Uric acid is a product produced by the body after the purines in many foods undergo the digestive process and are broken down inside the body. After this breakdown process, the uric acid travels through the bloodstream into your kidneys and most is actually eliminated through the urinary tract via urination. However, there are instances where you may have an excess of uric acid and are unable to excrete the bulk of this substance through urination. This could lead to gout-related issues. You may have an increased amount of uric acid in your body because of two ultimate reasons: either your body produces too much of the substance during the digestive breakdown or your kidneys are unable to filter all of the uric acid out of your body properly.
High uric acid
High levels of uric acid is called hyperuricemia and can lead to gout.
Causes of high uric acid
Diet may be a factor. High intake of dietary purine, high-fructose corn syrup, and table sugar can cause increased levels of uric acid
Serum uric acid can be elevated due to reduced excretion by the kidneys.
Fasting or rapid weight loss can temporarily elevate uric acid levels.
Certain drugs, such as thiazide diuretics, can increase uric acid levels in the blood by interfering with renal clearance.
Excess serum accumulation of uric acid in the blood can lead to a type of arthritis known as gout.This painful condition is the result of needle-like crystals of uric acid precipitating in joints, capillaries, skin, and other tissues.Kidney stones can also form through the process of formation and deposition of sodium urate microcrystals.
Lesch-Nyhan syndrome, an extremely rare inherited disorder, is also associated with very high serum uric acid levels.Spasticity, involuntary movement, and cognitive retardation as well as manifestations of gout are seen in cases of this syndrome.
Low Uric Acid
Causes of low uric acid
Low uric acid (hypouricemia) can have numerous causes.
Low dietary zinc intakes cause lower uric acid levels. This effect can be even more pronounced in women taking oral contraceptive medication.
People with iron deficiency (the most common cause of anemia in young women) or molybdenum deficiency can experience hypouricemia.
People with high copper/iron (Cu/Fe) can experience hypouricemia and vitamin C deficiency, resulting in oxidative damage.
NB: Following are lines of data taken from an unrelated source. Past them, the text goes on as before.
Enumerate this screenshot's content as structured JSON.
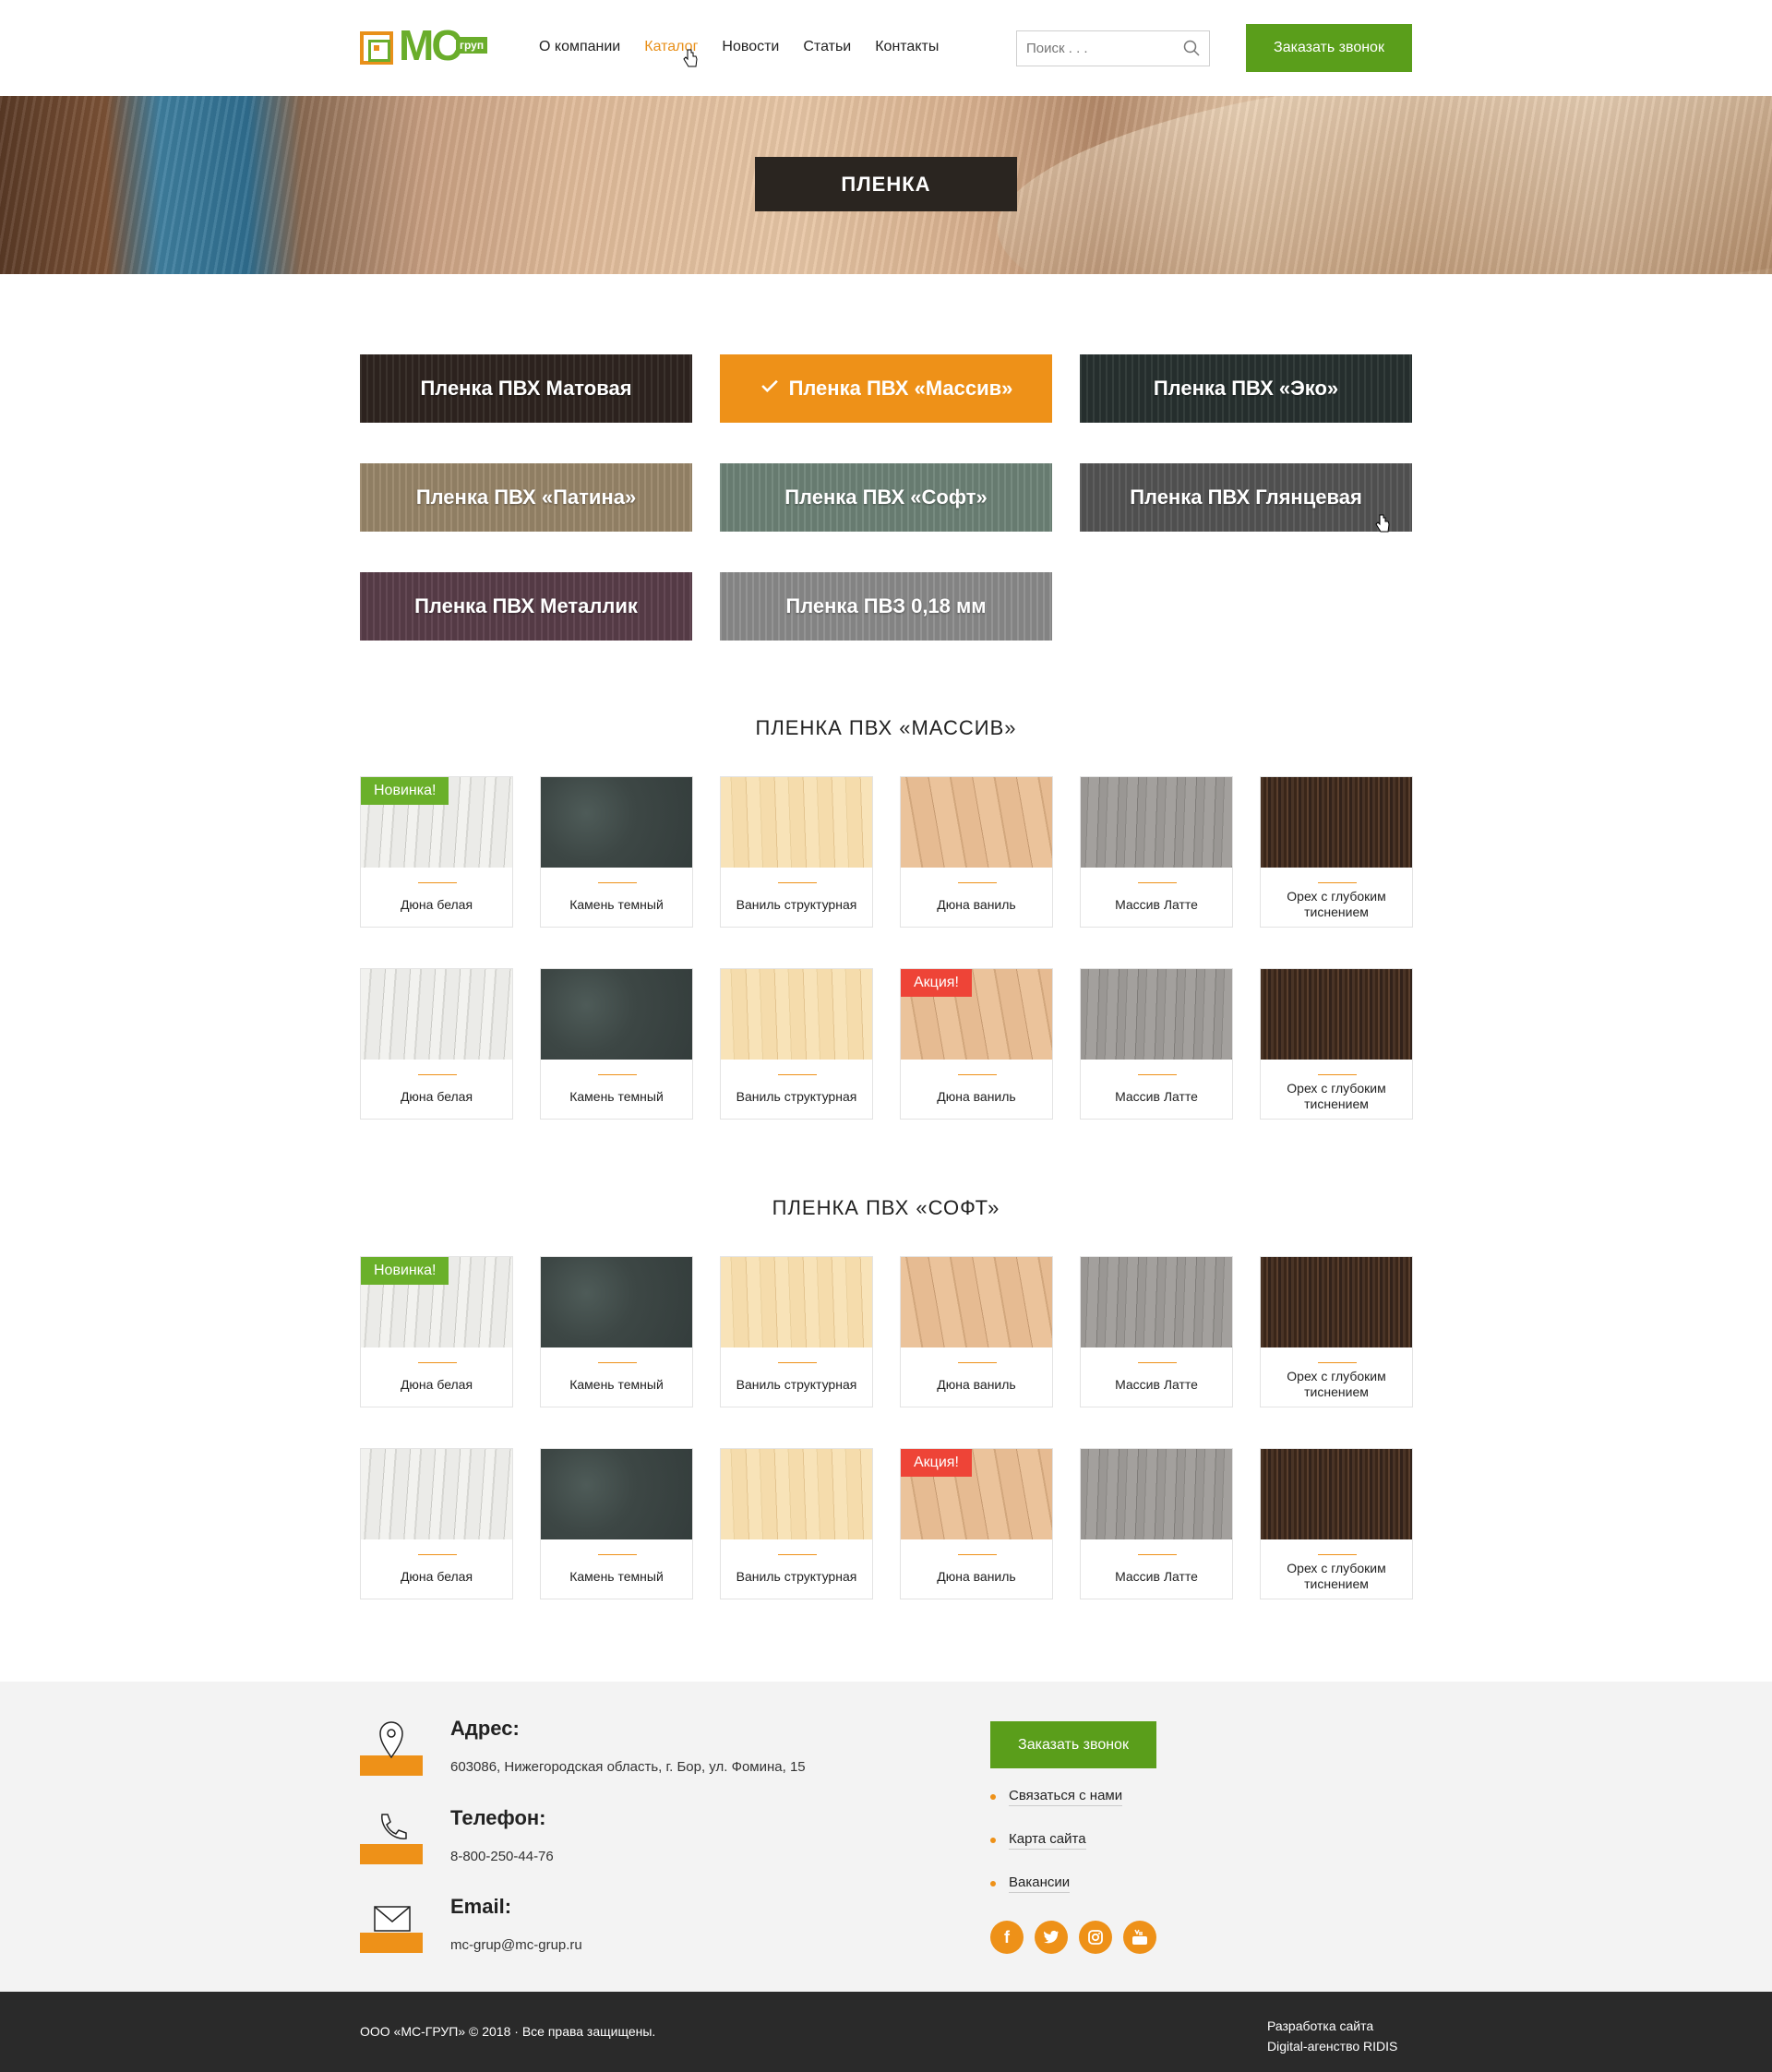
{
  "header": {
    "logo_text": "MC",
    "logo_sub": "груп",
    "nav": [
      "О компании",
      "Каталог",
      "Новости",
      "Статьи",
      "Контакты"
    ],
    "nav_active": "Каталог",
    "search_placeholder": "Поиск . . .",
    "call_button": "Заказать звонок"
  },
  "hero": {
    "title": "ПЛЕНКА"
  },
  "categories": [
    {
      "label": "Пленка ПВХ Матовая",
      "color": "#2f2520"
    },
    {
      "label": "Пленка ПВХ «Массив»",
      "color": "#ee9118",
      "selected": true
    },
    {
      "label": "Пленка ПВХ «Эко»",
      "color": "#283230"
    },
    {
      "label": "Пленка ПВХ «Патина»",
      "color": "#9a876a"
    },
    {
      "label": "Пленка ПВХ «Софт»",
      "color": "#6f8478"
    },
    {
      "label": "Пленка ПВХ Глянцевая",
      "color": "#555555"
    },
    {
      "label": "Пленка ПВХ Металлик",
      "color": "#5a3e4a"
    },
    {
      "label": "Пленка ПВЗ 0,18 мм",
      "color": "#8d8d8d"
    }
  ],
  "sections": [
    {
      "title": "ПЛЕНКА ПВХ «МАССИВ»"
    },
    {
      "title": "ПЛЕНКА ПВХ «СОФТ»"
    }
  ],
  "products": {
    "names": [
      "Дюна белая",
      "Камень темный",
      "Ваниль структурная",
      "Дюна ваниль",
      "Массив Латте",
      "Орех с глубоким тиснением"
    ],
    "badge_new": "Новинка!",
    "badge_sale": "Акция!"
  },
  "footer": {
    "address_label": "Адрес:",
    "address": "603086, Нижегородская область, г. Бор, ул. Фомина, 15",
    "phone_label": "Телефон:",
    "phone": "8-800-250-44-76",
    "email_label": "Email:",
    "email": "mc-grup@mc-grup.ru",
    "call_button": "Заказать звонок",
    "links": [
      "Связаться с нами",
      "Карта сайта",
      "Вакансии"
    ],
    "social": [
      "facebook-icon",
      "twitter-icon",
      "instagram-icon",
      "youtube-icon"
    ],
    "copyright": "ООО «МС-ГРУП» © 2018 · Все права защищены.",
    "developer_line1": "Разработка сайта",
    "developer_line2": "Digital-агенство RIDIS"
  },
  "colors": {
    "accent": "#ee9118",
    "green": "#5a9e1b",
    "new": "#6ab02a",
    "sale": "#ee4437"
  }
}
Since estrogen increases the half-life of Cu, women with very high estrogen levels and intense blood loss during menstruation are likely to have a high Cu/Fe and present with hypouricemia.
Sevelamer, a drug indicated for prevention of hyperphosphataemia in patients with chronic renal failure, can significantly reduce serum uric acid.
But the main cause of congenitally low uric acid, sometimes as low as zero, remains the Molybdenum cofactor deficiency.